Kanunun yol açtığı önemli bir gelişme ’de Yüksek Öğretmen Okullarının
durumu ile ilgilidir. Çünkü ilk öğretmen okullarının öğretmen liselerine
dönüştürülmesi ile Yüksek Öğretmen Okullarının kaynağı da
kurutulmuştur. Artık hazırlık sınıfı da işlerliğini yitirmiş, bu durum bu
okulların kapatılmasına gerekçe olarak gösterilmiştir.


Millî Eğitim Bakanlığı, 1974-1975 öğretim yılından başlayarak, hazırlık
sınıfı uygulamasına son verir. Bu gelişme üzerine, 1975-1976 yılından
itibaren Yüksek Öğretmen Okulları, üniversite sınavını kazanan lise
mezunları arasından sınavla öğrenci almaya başlar. Öğretmenlik
mesleğinin çekiciliğinin 1960’lı yıllardan çok gerilerde olması, üniversiteye
giren öğrencilerin mesleğe son tercihlerde yer vermeye başlaması ve
öğretmen liselerinde öğretmenlik motivasyonunun yerini, başka
mesleklere bırakmasına yol açmış, Yüksek Öğretmen Okulları için artık,
nitelikli öğrenci bulmak zorlaşmıştır.


Önce siyaset bulaştırılan, sonra kaynağı kurutulan Yüksek Öğretmen
Okulları, beklenen sona gelir. Mili Eğitim Bakanlığının, 3 kişilik müfettişler
kurulu 31 Mayıs 1978 tarihli ve 85.22.11 sayılı raporundaki talebe
uyularak, 18 Temmuz 1978 tarih ve 405.1.37 sayılı kararı ile Yüksek
Öğretmen Okullarını kapatır.
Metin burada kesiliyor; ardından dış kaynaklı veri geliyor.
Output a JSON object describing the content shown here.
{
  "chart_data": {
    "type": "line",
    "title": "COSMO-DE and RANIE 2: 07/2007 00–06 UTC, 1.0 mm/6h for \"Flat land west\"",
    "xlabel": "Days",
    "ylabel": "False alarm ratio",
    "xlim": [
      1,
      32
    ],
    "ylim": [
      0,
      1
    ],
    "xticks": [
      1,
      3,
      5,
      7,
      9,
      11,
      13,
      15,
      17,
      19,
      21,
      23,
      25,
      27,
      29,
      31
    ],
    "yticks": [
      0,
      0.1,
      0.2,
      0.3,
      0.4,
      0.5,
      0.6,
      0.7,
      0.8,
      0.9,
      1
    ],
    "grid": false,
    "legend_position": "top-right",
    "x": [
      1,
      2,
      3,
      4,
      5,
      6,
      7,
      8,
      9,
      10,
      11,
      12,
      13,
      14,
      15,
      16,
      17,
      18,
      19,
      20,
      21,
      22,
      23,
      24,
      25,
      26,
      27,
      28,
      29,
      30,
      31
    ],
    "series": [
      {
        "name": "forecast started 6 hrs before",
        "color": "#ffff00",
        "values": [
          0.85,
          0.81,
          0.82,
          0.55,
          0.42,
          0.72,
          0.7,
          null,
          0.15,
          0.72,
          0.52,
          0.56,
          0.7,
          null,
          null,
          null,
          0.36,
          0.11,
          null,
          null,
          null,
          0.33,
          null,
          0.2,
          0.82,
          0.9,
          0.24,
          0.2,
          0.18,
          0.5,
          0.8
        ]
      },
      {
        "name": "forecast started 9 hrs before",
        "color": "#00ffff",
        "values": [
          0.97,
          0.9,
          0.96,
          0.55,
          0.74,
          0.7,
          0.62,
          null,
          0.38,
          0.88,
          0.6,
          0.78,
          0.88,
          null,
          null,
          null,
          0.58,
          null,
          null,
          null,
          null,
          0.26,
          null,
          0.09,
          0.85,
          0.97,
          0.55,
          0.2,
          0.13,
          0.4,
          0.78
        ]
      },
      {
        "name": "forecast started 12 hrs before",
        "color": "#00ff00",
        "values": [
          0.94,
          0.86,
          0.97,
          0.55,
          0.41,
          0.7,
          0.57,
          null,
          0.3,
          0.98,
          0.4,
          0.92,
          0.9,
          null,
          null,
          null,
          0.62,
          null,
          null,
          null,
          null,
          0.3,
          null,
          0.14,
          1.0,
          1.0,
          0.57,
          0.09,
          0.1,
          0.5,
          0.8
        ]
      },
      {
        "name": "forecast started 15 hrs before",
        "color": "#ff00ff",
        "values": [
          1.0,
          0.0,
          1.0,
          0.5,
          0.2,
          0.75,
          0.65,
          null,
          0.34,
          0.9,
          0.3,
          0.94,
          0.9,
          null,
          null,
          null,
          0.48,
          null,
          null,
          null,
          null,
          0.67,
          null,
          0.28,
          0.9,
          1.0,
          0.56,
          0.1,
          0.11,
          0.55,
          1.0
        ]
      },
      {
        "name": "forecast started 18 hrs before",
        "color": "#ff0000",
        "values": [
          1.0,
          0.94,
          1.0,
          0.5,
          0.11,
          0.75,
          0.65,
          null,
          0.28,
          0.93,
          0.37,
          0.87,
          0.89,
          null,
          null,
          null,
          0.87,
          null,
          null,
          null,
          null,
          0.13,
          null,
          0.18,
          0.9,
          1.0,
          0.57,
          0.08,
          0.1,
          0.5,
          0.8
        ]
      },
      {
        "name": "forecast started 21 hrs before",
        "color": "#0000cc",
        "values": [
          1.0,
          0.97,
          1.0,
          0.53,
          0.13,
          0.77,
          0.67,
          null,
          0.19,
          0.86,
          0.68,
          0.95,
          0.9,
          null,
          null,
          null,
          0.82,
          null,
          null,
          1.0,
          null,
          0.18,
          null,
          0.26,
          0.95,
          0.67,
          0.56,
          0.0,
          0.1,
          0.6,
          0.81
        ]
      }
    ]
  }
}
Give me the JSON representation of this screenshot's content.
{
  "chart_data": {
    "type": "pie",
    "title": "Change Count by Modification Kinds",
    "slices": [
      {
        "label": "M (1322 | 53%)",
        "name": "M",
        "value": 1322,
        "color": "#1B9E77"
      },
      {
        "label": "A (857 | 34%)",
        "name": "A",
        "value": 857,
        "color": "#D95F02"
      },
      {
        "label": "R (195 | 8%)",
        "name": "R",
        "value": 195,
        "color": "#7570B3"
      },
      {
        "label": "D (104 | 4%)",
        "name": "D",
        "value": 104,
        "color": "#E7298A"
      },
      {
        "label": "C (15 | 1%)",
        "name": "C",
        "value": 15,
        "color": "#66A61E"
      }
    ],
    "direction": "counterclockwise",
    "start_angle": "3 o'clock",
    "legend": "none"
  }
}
Kapatılma sebepleri gerçekçi değildir.
Siyasetin girdiği tek okul, sadece Yüksek Öğretmen Okullarıymış gibi, bu
bedel bu kurumlara ödetilir.


Yüksek Öğretmen Okullarının kapanışı, yalnız bu okulların sonu değildir.
Bu karar, ülkemize nitelikli lise öğretmeni yetiştirilmesinde, 1959 yılında
keşfedilen kaynağın, Türk Millî Eğitimine kazandırılmasına da son verilir.